SMA is caused by a mutation in the survival motor neuron 1 (SMN1) gene that results in a deficiency of SMN protein. SMN protein plays an important role throughout the body and increasing evidence suggests that the loss of SMN protein may affect many tissues and cells, which can stop the body from functioning.
In other SMA news the Scottish Medicines Consortium (SMC) has recommended the routine funding of Spinraza (nusinersen) for the treatment of symptomatic type 1 5q spinal muscular atrophy (SMA) (infantile onset) while NICE have said that they hope for further talks over nusinersen (Spinraza).
PRIME designation for SMA treatment risdiplam is based on data from Part 1 of the pivotal studies FIREFISH (evaluating safety and determining dosage in infants with Type 1 SMA) and SUNFISH (in children and adults with Type 2 and 3 SMA) as well as a continuing medical need for alternative treatments and administration options for patients with SMA.
Nineteen of 21 risdiplam-treated patients (90%) remained alive with two having discontinued due to the fatal progression of their disease. No infant required a tracheostomy or permanent ventilation since study initiation, and no infant has lost the ability to swallow. The most common adverse events were fever, diarrhoea, upper respiratory tract infections, ear infections , pneumonia, constipation), vomiting, cough and upper respiratory tract inflammation.

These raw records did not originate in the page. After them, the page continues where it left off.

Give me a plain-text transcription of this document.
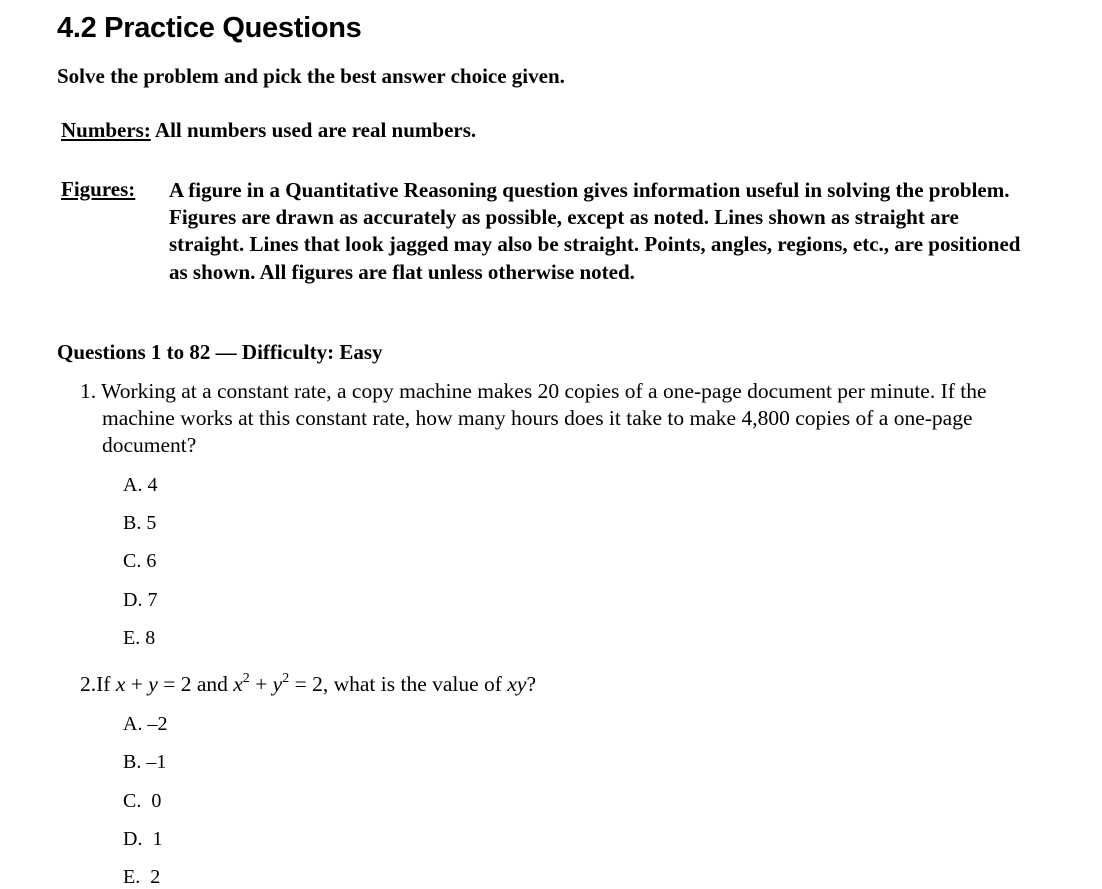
4.2 Practice Questions
Solve the problem and pick the best answer choice given.
Numbers: All numbers used are real numbers.
Figures: A figure in a Quantitative Reasoning question gives information useful in solving the problem. Figures are drawn as accurately as possible, except as noted. Lines shown as straight are straight. Lines that look jagged may also be straight. Points, angles, regions, etc., are positioned as shown. All figures are flat unless otherwise noted.
Questions 1 to 82 — Difficulty: Easy
1. Working at a constant rate, a copy machine makes 20 copies of a one-page document per minute. If the machine works at this constant rate, how many hours does it take to make 4,800 copies of a one-page document?
A. 4
B. 5
C. 6
D. 7
E. 8
2.If x + y = 2 and $x^2 + y^2 = 2$, what is the value of xy?
A. –2
B. –1
C.  0
D.  1
E.  2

Interim data from Part 1 of the SUNFISH study in Type 2 and 3 SMA, also presented at WMS 2018, demonstrated a median >2-fold increase in SMN protein levels in the blood following 12 months of treatment.  Of the patients treated with risdiplam for at least 1 year (n=30), the median change from baseline in Motor Function Measure (MFM), the primary endpoint in the confirmatory part of SUNFISH and a scale used to assess motor function in neuromuscular diseases, was a 3.1-point improvement.
Sandra Horning, MD, Roche’s Chief Medical Officer and Head of Global Product Development said, “SMA is the leading genetic cause of death in young children, and families and clinicians continue to seek alternative treatment options for this progressively debilitating and life-threatening disease. The EMA’s decision to grant PRIME designation recognises the potential of the oral systemic agent risdiplam to deliver clinically meaningful results for patients and address a continuing medical need in SMA.”
To date there have been no drug-related safety findings leading to withdrawal from the FIREFISH or SUNFISH studies.